Lo spread – per anni vero e proprio spauracchio economico e protagonista indiscusso delle cronache politiche – è tornato a livelli minimi, ma il dato sembra essere passato del tutto inosservato. Nessun titolo d’apertura, nessun allarme, nessun bollettino quotidiano. Una situazione che ha spinto il senatore della Lega Claudio Borghi a intervenire pubblicamente, sollevando una questione tanto semplice quanto scomoda: “Perché oggi che lo spread crolla, non ne parla più nessuno?”
Il tema è stato affrontato in diretta su “Lavori in Corso”, dove Borghi ha criticato aspramente quella che definisce una narrazione selettiva e strumentalizzata del dato economico. La polemica arriva in un momento delicato: mentre il differenziale tra Btp e Bund tedeschi è ai minimi dal 2007 (84,8 punti), i titoli di Stato italiani rendono meno di quelli francesi a 2 e 5 anni. Un sorpasso storico, eppure – osserva Borghi – ignorato quasi completamente in Italia.
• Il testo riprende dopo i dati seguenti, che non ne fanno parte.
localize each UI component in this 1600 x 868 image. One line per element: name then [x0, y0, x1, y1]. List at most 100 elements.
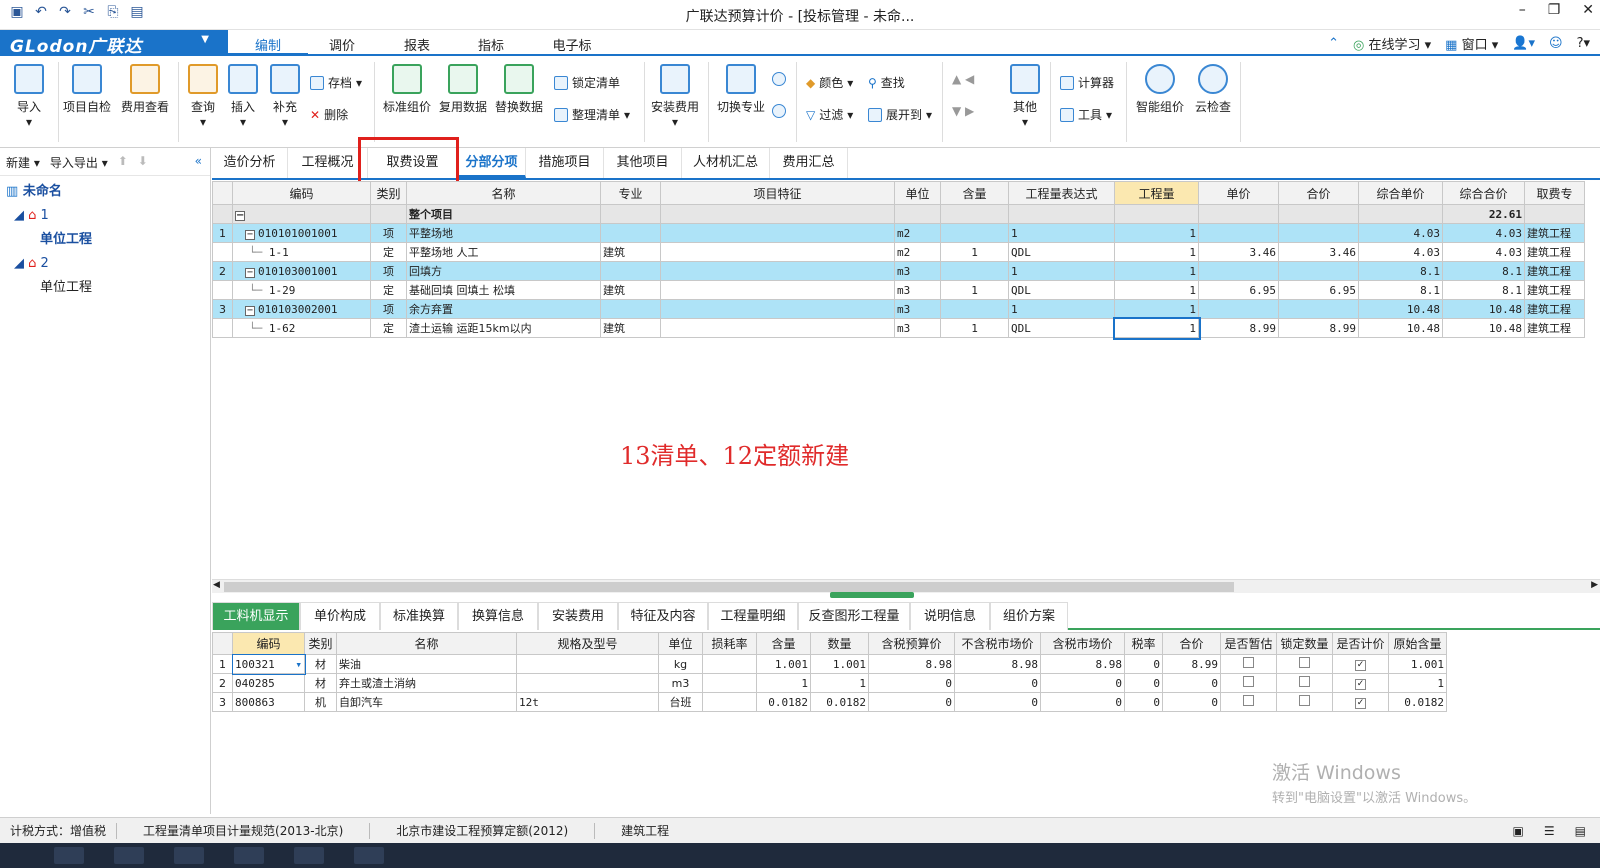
col-header-unit-price[interactable]: 综合单价: [1358, 181, 1443, 205]
table-row-bill-item[interactable]: 3−010103002001 项余方弃置 m3 1 1 10.48 10.48 建筑工程: [212, 299, 1585, 319]
cell-type[interactable]: 定: [370, 280, 407, 300]
col-header-qty[interactable]: 数量: [810, 632, 869, 655]
reuse-data-button[interactable]: 复用数据: [436, 60, 490, 115]
cell-code[interactable]: 040285: [232, 673, 305, 693]
cell-name[interactable]: 渣土运输 运距15km以内: [406, 318, 601, 338]
cell-name[interactable]: 弃土或渣土消纳: [336, 673, 517, 693]
cell-fee[interactable]: 建筑工程: [1524, 242, 1585, 262]
cell-major[interactable]: [600, 299, 661, 319]
tree-item-1[interactable]: ◢ ⌂ 1: [6, 204, 204, 228]
cell-sum[interactable]: 0: [1162, 692, 1221, 712]
cell-price[interactable]: 3.46: [1198, 242, 1279, 262]
list-view-icon[interactable]: ☰: [1544, 824, 1555, 838]
col-header-qty[interactable]: 工程量: [1114, 181, 1199, 205]
move-up-icon[interactable]: ▲ ◀: [952, 72, 974, 86]
cell-no[interactable]: [212, 318, 233, 338]
cell-major[interactable]: 建筑: [600, 242, 661, 262]
collapse-icon[interactable]: −: [245, 267, 255, 278]
cell-usum[interactable]: 10.48: [1442, 299, 1525, 319]
cell-fee[interactable]: 建筑工程: [1524, 280, 1585, 300]
refresh-icon[interactable]: [772, 72, 786, 86]
help-icon[interactable]: ?▾: [1577, 36, 1590, 51]
cell-price[interactable]: 6.95: [1198, 280, 1279, 300]
cell-no[interactable]: [212, 242, 233, 262]
cell-price[interactable]: [1198, 223, 1279, 243]
cell-unit[interactable]: m3: [894, 261, 941, 281]
std-price-button[interactable]: 标准组价: [380, 60, 434, 115]
cell-sum[interactable]: [1278, 223, 1359, 243]
collapse-panel-icon[interactable]: «: [195, 154, 202, 168]
tab-resource-display[interactable]: 工料机显示: [212, 602, 300, 630]
cell-expr[interactable]: QDL: [1008, 280, 1115, 300]
tidy-list-button[interactable]: 整理清单 ▾: [554, 106, 630, 123]
filter-button[interactable]: ▽ 过滤 ▾: [806, 106, 853, 123]
cell-orig[interactable]: 1.001: [1388, 654, 1447, 674]
cell-qty[interactable]: 1: [810, 673, 869, 693]
cell-tax[interactable]: 0: [1124, 673, 1163, 693]
tab-install-fee[interactable]: 安装费用: [538, 602, 618, 630]
cell-est[interactable]: [1220, 673, 1277, 693]
cell-uprice[interactable]: 8.1: [1358, 280, 1443, 300]
cell-expr[interactable]: QDL: [1008, 242, 1115, 262]
col-header-spec[interactable]: 规格及型号: [516, 632, 659, 655]
cell-expr[interactable]: 1: [1008, 299, 1115, 319]
checkbox[interactable]: [1299, 695, 1310, 706]
cell-type[interactable]: 机: [304, 692, 337, 712]
cell-major[interactable]: 建筑: [600, 280, 661, 300]
cell-sum[interactable]: [1278, 261, 1359, 281]
cell-code[interactable]: 800863: [232, 692, 305, 712]
cloud-check-button[interactable]: 云检查: [1186, 60, 1240, 115]
cell-p2[interactable]: 0: [954, 692, 1041, 712]
cell-price[interactable]: 8.99: [1198, 318, 1279, 338]
cell-qty[interactable]: 1: [1112, 316, 1201, 340]
tree-item-unit-2[interactable]: 单位工程: [6, 276, 204, 300]
cell-uprice[interactable]: 10.48: [1358, 299, 1443, 319]
cell-tax[interactable]: 0: [1124, 692, 1163, 712]
cell-lock[interactable]: [1276, 654, 1333, 674]
cell-code[interactable]: −010103001001: [232, 261, 371, 281]
cell-uprice[interactable]: 4.03: [1358, 223, 1443, 243]
supplement-button[interactable]: 补充 ▾: [258, 60, 312, 129]
cell-type[interactable]: 项: [370, 299, 407, 319]
cell-expr[interactable]: 1: [1008, 261, 1115, 281]
cell-p3[interactable]: 0: [1040, 673, 1125, 693]
cell-sum[interactable]: 8.99: [1278, 318, 1359, 338]
cell-priced[interactable]: ✓: [1332, 654, 1389, 674]
cell-usum[interactable]: 8.1: [1442, 261, 1525, 281]
col-header-unit[interactable]: 单位: [658, 632, 703, 655]
checkbox[interactable]: ✓: [1355, 698, 1366, 709]
cell-unit[interactable]: 台班: [658, 692, 703, 712]
cell-lock[interactable]: [1276, 673, 1333, 693]
find-button[interactable]: ⚲ 查找: [868, 74, 905, 91]
taskbar-app-icon[interactable]: [174, 847, 204, 864]
taskbar-app-icon[interactable]: [234, 847, 264, 864]
collapse-icon[interactable]: −: [245, 305, 255, 316]
cell-sum[interactable]: [1278, 299, 1359, 319]
tree-item-2[interactable]: ◢ ⌂ 2: [6, 252, 204, 276]
col-header-code[interactable]: 编码: [232, 181, 371, 205]
col-header-sum[interactable]: 合价: [1278, 181, 1359, 205]
col-header-priced[interactable]: 是否计价: [1332, 632, 1389, 655]
layout-icon[interactable]: ▣: [1513, 824, 1524, 838]
cell-feature[interactable]: [660, 223, 895, 243]
minimize-icon[interactable]: –: [1519, 2, 1526, 18]
checkbox[interactable]: [1243, 676, 1254, 687]
col-header-name[interactable]: 名称: [336, 632, 517, 655]
col-header-fee-major[interactable]: 取费专: [1524, 181, 1585, 205]
cell-content[interactable]: 1: [940, 242, 1009, 262]
cell-no[interactable]: 1: [212, 223, 233, 243]
checkbox[interactable]: [1243, 695, 1254, 706]
cell-uprice[interactable]: 8.1: [1358, 261, 1443, 281]
cell-uprice[interactable]: 10.48: [1358, 318, 1443, 338]
expand-to-button[interactable]: 展开到 ▾: [868, 106, 932, 123]
cell-no[interactable]: [212, 280, 233, 300]
other-button[interactable]: 其他 ▾: [998, 60, 1052, 129]
scroll-right-icon[interactable]: ▶: [1591, 580, 1598, 590]
table-row-bill-item[interactable]: 1−010101001001 项平整场地 m2 1 1 4.03 4.03 建筑工程: [212, 223, 1585, 243]
cell-p3[interactable]: 0: [1040, 692, 1125, 712]
cell-qty[interactable]: 1: [1114, 261, 1199, 281]
cell-name[interactable]: 平整场地 人工: [406, 242, 601, 262]
tab-reverse-graphic-qty[interactable]: 反查图形工程量: [798, 602, 910, 630]
cell-type[interactable]: 材: [304, 654, 337, 674]
table-row-quota-item[interactable]: └─ 1-1 定平整场地 人工 建筑 m2 1 QDL 1 3.46 3.46 4.03 4.03 建…: [212, 242, 1585, 262]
“Quando lo spread saliva – ricorda Borghi – ogni telegiornale apriva con l’allarme, con titoli drammatici come ‘Fate presto!’. Era diventato una forma di terrore quotidiano. Ora che il dato è positivo, tutto tace. Come mai?”
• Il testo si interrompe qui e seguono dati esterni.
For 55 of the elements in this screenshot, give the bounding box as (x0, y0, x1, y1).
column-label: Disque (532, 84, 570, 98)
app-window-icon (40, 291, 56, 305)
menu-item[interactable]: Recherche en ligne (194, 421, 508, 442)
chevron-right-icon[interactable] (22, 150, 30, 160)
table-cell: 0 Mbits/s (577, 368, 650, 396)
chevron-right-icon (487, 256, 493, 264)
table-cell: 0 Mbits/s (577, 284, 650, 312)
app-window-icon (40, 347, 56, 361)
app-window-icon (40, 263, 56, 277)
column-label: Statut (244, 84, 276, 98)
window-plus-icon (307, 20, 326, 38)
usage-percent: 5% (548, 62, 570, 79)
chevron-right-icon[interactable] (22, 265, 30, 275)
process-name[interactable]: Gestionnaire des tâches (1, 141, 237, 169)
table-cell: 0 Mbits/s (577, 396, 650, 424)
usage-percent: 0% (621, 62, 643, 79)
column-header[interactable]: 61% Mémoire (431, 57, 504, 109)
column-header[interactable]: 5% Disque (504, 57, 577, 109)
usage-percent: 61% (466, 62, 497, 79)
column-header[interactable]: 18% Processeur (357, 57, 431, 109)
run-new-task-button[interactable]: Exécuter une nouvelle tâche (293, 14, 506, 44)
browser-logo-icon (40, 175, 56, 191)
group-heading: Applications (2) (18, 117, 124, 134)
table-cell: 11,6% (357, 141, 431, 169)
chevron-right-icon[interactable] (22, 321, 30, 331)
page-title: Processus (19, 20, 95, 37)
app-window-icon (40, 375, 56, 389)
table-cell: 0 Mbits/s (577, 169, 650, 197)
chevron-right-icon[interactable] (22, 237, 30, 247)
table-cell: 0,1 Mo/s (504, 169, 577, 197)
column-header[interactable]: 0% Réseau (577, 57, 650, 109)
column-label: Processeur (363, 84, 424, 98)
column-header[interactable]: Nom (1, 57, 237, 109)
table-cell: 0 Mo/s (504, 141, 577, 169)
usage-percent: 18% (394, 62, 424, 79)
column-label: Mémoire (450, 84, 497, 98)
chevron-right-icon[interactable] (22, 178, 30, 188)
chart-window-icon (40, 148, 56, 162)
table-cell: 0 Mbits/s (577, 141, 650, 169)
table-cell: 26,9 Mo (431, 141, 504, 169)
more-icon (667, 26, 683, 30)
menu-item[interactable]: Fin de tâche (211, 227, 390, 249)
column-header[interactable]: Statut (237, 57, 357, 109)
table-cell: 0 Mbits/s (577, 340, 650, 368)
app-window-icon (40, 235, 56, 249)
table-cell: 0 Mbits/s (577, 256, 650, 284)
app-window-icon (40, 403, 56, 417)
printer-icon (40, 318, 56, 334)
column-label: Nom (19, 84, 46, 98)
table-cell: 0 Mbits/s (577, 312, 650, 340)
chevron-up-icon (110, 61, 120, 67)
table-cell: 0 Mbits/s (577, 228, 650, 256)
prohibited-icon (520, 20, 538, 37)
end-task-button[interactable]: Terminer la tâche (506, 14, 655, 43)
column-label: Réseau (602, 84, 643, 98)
L’accusa è chiara: la narrazione dello spread sarebbe stata usata a fasi alterne, secondo la convenienza politica del momento. “È stata un’arma – continua Borghi – usata per demolire governi scomodi e imporre agende economiche. Quando serve terrorizzare l’opinione pubblica, lo spread esiste. Quando invece potrebbe dare una lettura favorevole, scompare”.
Il paradosso che Borghi sottolinea riguarda soprattutto la comparazione con la Francia. I titoli italiani a 2 e 5 anni oggi rendono meno di quelli francesi, segnale evidente che i mercati ritengono Roma più affidabile di Parigi nel breve periodo. Una notizia che in Francia ha occupato le prime pagine dei quotidiani economici – come Les Echos – ma che in Italia ha avuto ben poco spazio.
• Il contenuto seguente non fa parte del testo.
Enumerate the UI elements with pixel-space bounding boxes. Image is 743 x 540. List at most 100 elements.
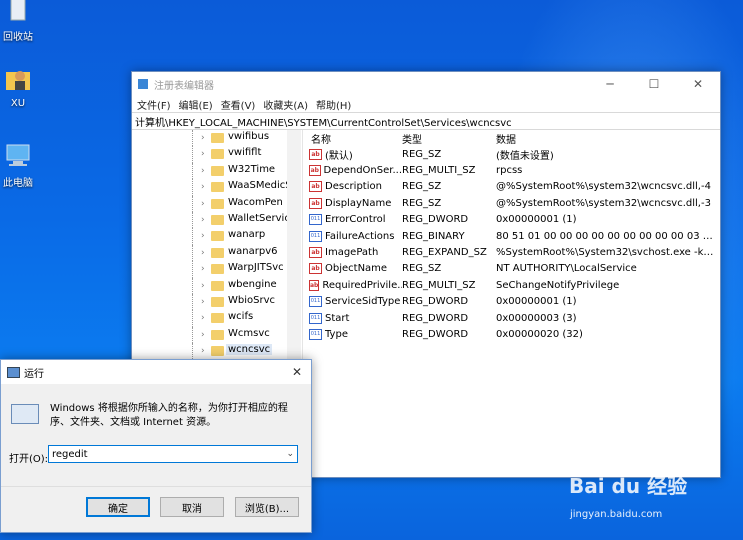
chevron-right-icon[interactable]: › xyxy=(201,215,205,225)
string-value-icon: ab xyxy=(309,263,322,275)
tree-item[interactable]: › W32Time xyxy=(132,162,302,180)
value-row[interactable]: ab ImagePath REG_EXPAND_SZ %SystemRoot%\Sys… xyxy=(307,244,719,260)
tree-item[interactable]: › vwifibus xyxy=(132,130,302,147)
folder-icon xyxy=(211,247,224,258)
tree-item[interactable]: › wanarp xyxy=(132,228,302,245)
menu-edit[interactable]: 编辑(E) xyxy=(179,97,213,112)
value-name: Description xyxy=(325,181,382,193)
open-label: 打开(O): xyxy=(9,454,49,465)
chevron-right-icon[interactable]: › xyxy=(201,182,205,192)
tree-item[interactable]: › WaaSMedicS xyxy=(132,179,302,196)
value-name: ErrorControl xyxy=(325,214,386,226)
tree-item[interactable]: › WarpJITSvc xyxy=(132,261,302,278)
value-type: REG_SZ xyxy=(402,148,442,160)
chevron-right-icon[interactable]: › xyxy=(201,133,205,143)
desktop-icon-this-pc[interactable]: 此电脑 xyxy=(0,140,48,189)
maximize-button[interactable]: ☐ xyxy=(632,72,676,96)
tree-item-label: wcifs xyxy=(228,311,254,323)
value-name: ServiceSidType xyxy=(325,296,401,308)
registry-menubar: 文件(F) 编辑(E) 查看(V) 收藏夹(A) 帮助(H) xyxy=(132,96,720,112)
chevron-right-icon[interactable]: › xyxy=(201,166,205,176)
chevron-right-icon[interactable]: › xyxy=(201,297,205,307)
tree-item-label: wanarpv6 xyxy=(228,245,278,257)
value-data: 0x00000003 (3) xyxy=(496,312,577,324)
string-value-icon: ab xyxy=(309,247,322,259)
ok-button[interactable]: 确定 xyxy=(86,497,150,517)
value-data: 0x00000020 (32) xyxy=(496,328,583,340)
minimize-button[interactable]: ─ xyxy=(588,72,632,96)
string-value-icon: ab xyxy=(309,165,321,177)
tree-item-label: WbioSrvc xyxy=(228,294,276,306)
tree-item-label: WacomPen xyxy=(228,196,283,208)
menu-favorites[interactable]: 收藏夹(A) xyxy=(263,97,308,112)
menu-help[interactable]: 帮助(H) xyxy=(316,97,351,112)
value-type: REG_SZ xyxy=(402,263,442,275)
tree-item[interactable]: › Wcmsvc xyxy=(132,326,302,344)
tree-item[interactable]: › wbengine xyxy=(132,277,302,294)
tree-guide-line xyxy=(192,162,193,180)
tree-item-label: wcncsvc xyxy=(226,344,273,356)
run-description: Windows 将根据你所输入的名称，为你打开相应的程序、文件夹、文档或 Int… xyxy=(50,403,288,428)
chevron-right-icon[interactable]: › xyxy=(201,231,205,241)
string-value-icon: ab xyxy=(309,181,322,193)
tree-item[interactable]: › wcncsvc xyxy=(132,343,302,360)
tree-item-label: vwififlt xyxy=(228,147,262,159)
folder-icon xyxy=(211,165,224,176)
browse-button[interactable]: 浏览(B)... xyxy=(235,497,299,517)
value-row[interactable]: ab Description REG_SZ @%SystemRoot%\system3… xyxy=(307,179,719,195)
value-row[interactable]: 011 Start REG_DWORD 0x00000003 (3) xyxy=(307,310,719,326)
binary-value-icon: 011 xyxy=(309,230,322,242)
folder-icon xyxy=(211,280,224,291)
run-command-value: regedit xyxy=(52,448,88,460)
desktop-icon-user[interactable]: XU xyxy=(0,64,48,109)
value-row[interactable]: ab DependOnSer... REG_MULTI_SZ rpcss xyxy=(307,162,719,178)
tree-guide-line xyxy=(192,277,193,294)
tree-item[interactable]: › WalletService xyxy=(132,211,302,229)
chevron-right-icon[interactable]: › xyxy=(201,199,205,209)
chevron-right-icon[interactable]: › xyxy=(201,281,205,291)
registry-titlebar[interactable]: 注册表编辑器 ─ ☐ ✕ xyxy=(132,72,720,96)
value-name: DependOnSer... xyxy=(323,165,402,177)
chevron-right-icon[interactable]: › xyxy=(201,149,205,159)
value-row[interactable]: ab RequiredPrivile... REG_MULTI_SZ SeChange… xyxy=(307,277,719,293)
tree-item[interactable]: › WbioSrvc xyxy=(132,293,302,311)
binary-value-icon: 011 xyxy=(309,312,322,324)
cancel-button[interactable]: 取消 xyxy=(160,497,224,517)
run-command-input[interactable]: regedit ⌄ xyxy=(48,445,298,463)
menu-file[interactable]: 文件(F) xyxy=(137,97,171,112)
chevron-right-icon[interactable]: › xyxy=(201,330,205,340)
column-name[interactable]: 名称 xyxy=(307,131,402,146)
chevron-right-icon[interactable]: › xyxy=(201,248,205,258)
user-label: XU xyxy=(10,98,26,109)
menu-view[interactable]: 查看(V) xyxy=(221,97,256,112)
address-bar[interactable]: 计算机\HKEY_LOCAL_MACHINE\SYSTEM\CurrentCon… xyxy=(132,112,720,130)
chevron-right-icon[interactable]: › xyxy=(201,264,205,274)
value-row[interactable]: ab DisplayName REG_SZ @%SystemRoot%\system3… xyxy=(307,195,719,211)
tree-item-label: WarpJITSvc xyxy=(228,262,284,274)
value-row[interactable]: 011 ErrorControl REG_DWORD 0x00000001 (1) xyxy=(307,212,719,228)
value-row[interactable]: 011 ServiceSidType REG_DWORD 0x00000001 (1) xyxy=(307,294,719,310)
value-name: FailureActions xyxy=(325,230,395,242)
value-data: SeChangeNotifyPrivilege xyxy=(496,279,620,291)
value-row[interactable]: ab ObjectName REG_SZ NT AUTHORITY\LocalServ… xyxy=(307,261,719,277)
column-data[interactable]: 数据 xyxy=(496,131,716,146)
desktop-icon-recycle-bin[interactable]: 回收站 xyxy=(0,0,48,43)
tree-item-label: wbengine xyxy=(228,278,277,290)
chevron-right-icon[interactable]: › xyxy=(201,346,205,356)
value-name: ObjectName xyxy=(325,263,388,275)
tree-item[interactable]: › WacomPen xyxy=(132,195,302,212)
run-titlebar[interactable]: 运行 ✕ xyxy=(1,360,311,384)
tree-item[interactable]: › wcifs xyxy=(132,310,302,327)
tree-item[interactable]: › vwififlt xyxy=(132,146,302,163)
tree-item[interactable]: › wanarpv6 xyxy=(132,244,302,262)
tree-guide-line xyxy=(192,343,193,360)
close-button[interactable]: ✕ xyxy=(676,72,720,96)
chevron-down-icon[interactable]: ⌄ xyxy=(286,449,294,459)
value-row[interactable]: ab (默认) REG_SZ (数值未设置) xyxy=(307,146,719,162)
column-type[interactable]: 类型 xyxy=(402,131,496,146)
value-row[interactable]: 011 FailureActions REG_BINARY 80 51 01 00 0… xyxy=(307,228,719,244)
value-row[interactable]: 011 Type REG_DWORD 0x00000020 (32) xyxy=(307,326,719,342)
tree-guide-line xyxy=(192,261,193,278)
run-close-button[interactable]: ✕ xyxy=(283,360,311,384)
chevron-right-icon[interactable]: › xyxy=(201,313,205,323)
“In Francia sono furiosi, da loro è considerata una notizia enorme – afferma Borghi – Ma da noi? Silenzio assoluto. Nessuno ne parla. Nemmeno la Rai. Altro che ‘TeleMeloni’…”
Il senatore rievoca anche momenti cruciali della politica italiana legati allo spread: “Abbiamo avuto due governi tecnici giustificati con l’allarme spread. Quando era sopra quota 500 nessuno muoveva un dito, fino a quando la BCE decise di intervenire solo dopo la caduta di Berlusconi. Allora arrivò Draghi con il suo famoso ‘Whatever it takes’. Stranamente, da quel momento lo spread calò”.
Borghi ricorda anche un esempio emblematico: “Vi ricordate quando si parlava della ‘Papi’s Tax’? Uno studio pseudo-scientifico attribuiva allo spread italiano il costo della presenza di Berlusconi. Una follia totale, ma che veniva spacciata come verità accademica”.
Il senatore respinge l’idea che il basso spread attuale sia merito delle istituzioni europee: “La verità è che oggi il nostro spread è basso per merito nostro, non della BCE. Non possono farlo salire artificialmente, anche se qualcuno lo vorrebbe. I fondamentali italiani sono migliorati, ed è questo che pesa sui mercati”.
E aggiunge: “La Francia va male, la Germania è in affanno, noi sembriamo più solidi. Non è solo fortuna, è anche frutto di buone scelte economiche. Eppure questo risultato viene ignorato o minimizzato”.
Il vero bersaglio di Borghi, in fondo, non è lo spread, ma il modo in cui viene raccontato: “L’informazione mainstream è in mano alla sinistra – afferma – e usa i dati economici come strumenti di pressione. Quando possono servire a spaventare, li sbattono in prima pagina. Quando raccontano un successo, allora meglio non parlarne”.
Lo spread è crollato, ma l’allarme è sparito. Non perché il problema non esista più, ma perché ora non fa più comodo raccontarlo. Questo, secondo Claudio Borghi, è il segnale più evidente di un’informazione non imparziale, che si muove a seconda delle convenienze politiche del momento.
Una riflessione che interroga non solo il mondo della finanza, ma anche quello – oggi sempre più decisivo – della comunicazione e della narrazione pubblica.